Nous sommes disposés à répondre à toute invitation du gouvernement pour discuter. Nous restons toujours ouverts au dialogue et nous restons à l’écoute.
– La grève court toujours ?
Oui, la grève court toujours.
– De façon illimitée…
Jusqu’à ce que le gouvernement nous propose quelque chose de concret.
Propos recueillis par
Alexandre Le Grand ROUAMBA
Deux services suspendus par les GSP
Avec la grève des GSP, deux services ont été notamment suspendus.
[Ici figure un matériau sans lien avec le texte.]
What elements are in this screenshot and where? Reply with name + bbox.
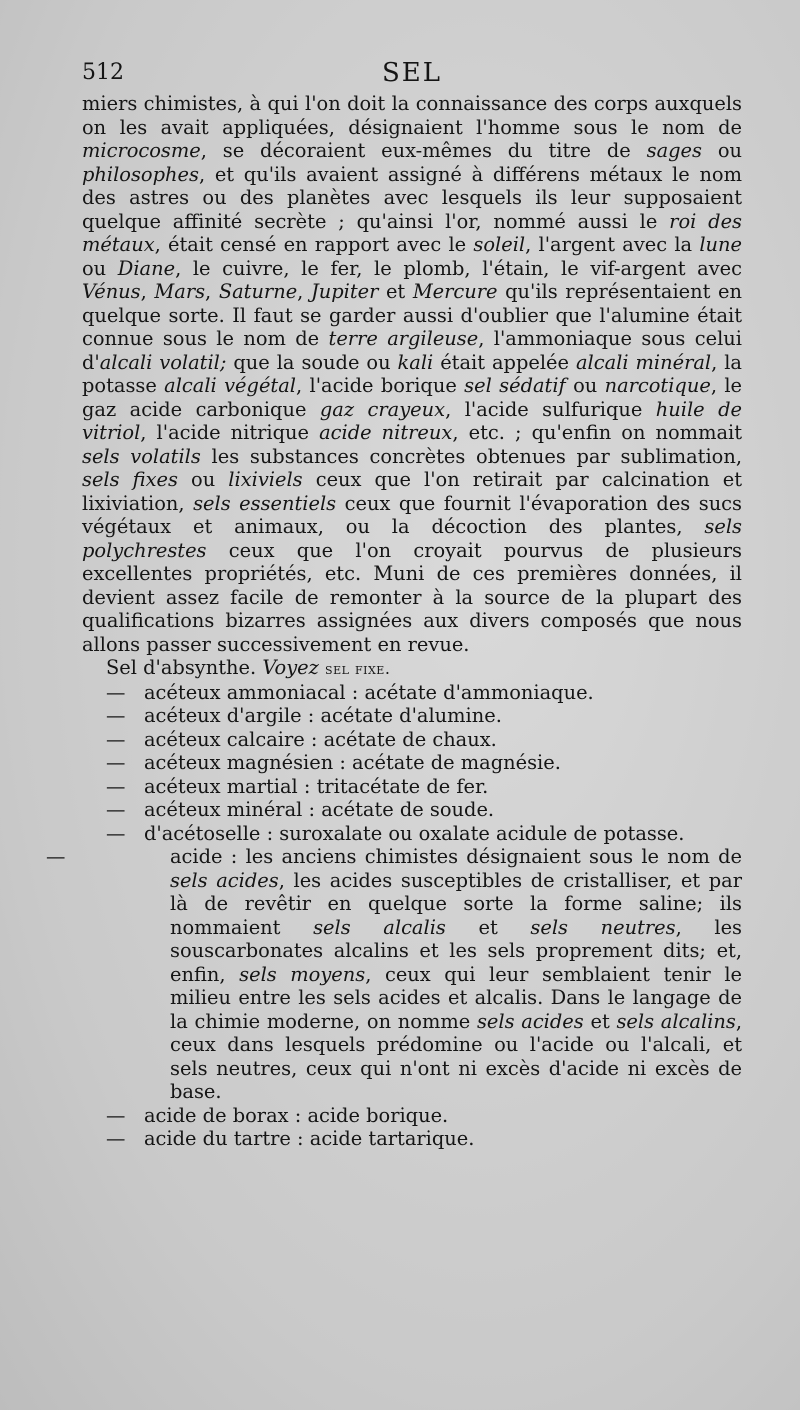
entry-aceteux-mineral: — acéteux minéral : acétate de soude. — [106, 798, 495, 821]
entry-sel-absynthe: Sel d'absynthe. Voyez sel fixe. — [106, 656, 391, 679]
entry-acide-tartre: — acide du tartre : acide tartarique. — [106, 1127, 475, 1150]
entry-acide-borax: — acide de borax : acide borique. — [106, 1103, 449, 1127]
entry-aceteux-ammoniacal: — acéteux ammoniacal : acétate d'ammoniaque. — [106, 680, 594, 704]
page-number: 512 — [82, 60, 124, 85]
entry-aceteux-argile: — acéteux d'argile : acétate d'alumine. — [106, 704, 502, 727]
entry-acide: — acide : les anciens chimistes désignaient sous le nom de sels acides, les acides susceptibles de cristalliser, et par là de revêtir en quelque sorte la forme saline; ils nommaient sels alcalis et sels neutres, les souscarbonates alcalins et les sels proprement dits; et, enfin, sels moyens, ceux qui leur semblaient tenir le milieu entre les sels acides et alcalis. Dans le langage de la chimie moderne, on nomme sels acides et sels alcalins, ceux dans lesquels prédomine ou l'acide ou l'alcali, et sels neutres, ceux qui n'ont ni excès d'acide ni excès de base. — [46, 845, 742, 1103]
entry-aceteux-magnesien: — acéteux magnésien : acétate de magnésie. — [106, 751, 561, 774]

Il s’agit des services d’extraction ou d’escorte en direction des palais de justice soit pour des jugements ou pour des auditions. A cela s’ajoute l’activité qui consiste à déférer certains délinquants qui viennent des commissariats de police et des brigades de gendarmerie. Ces deux activités sont suspendues jusqu’à nouvel ordre. La loi querellée doit permettre d’améliorer la grille indiciaire du personnel de la Garde de sécurité pénitentiaire.
Qu’en est-il du côté des permis de communiquer?
Il n’y a pas problème à ce niveau. Toute personne munie d’une autorisation peut rendre visite à son proche. Cette activité est menée régulièrement dans l’ensemble des établissements pénitentiaires du pays.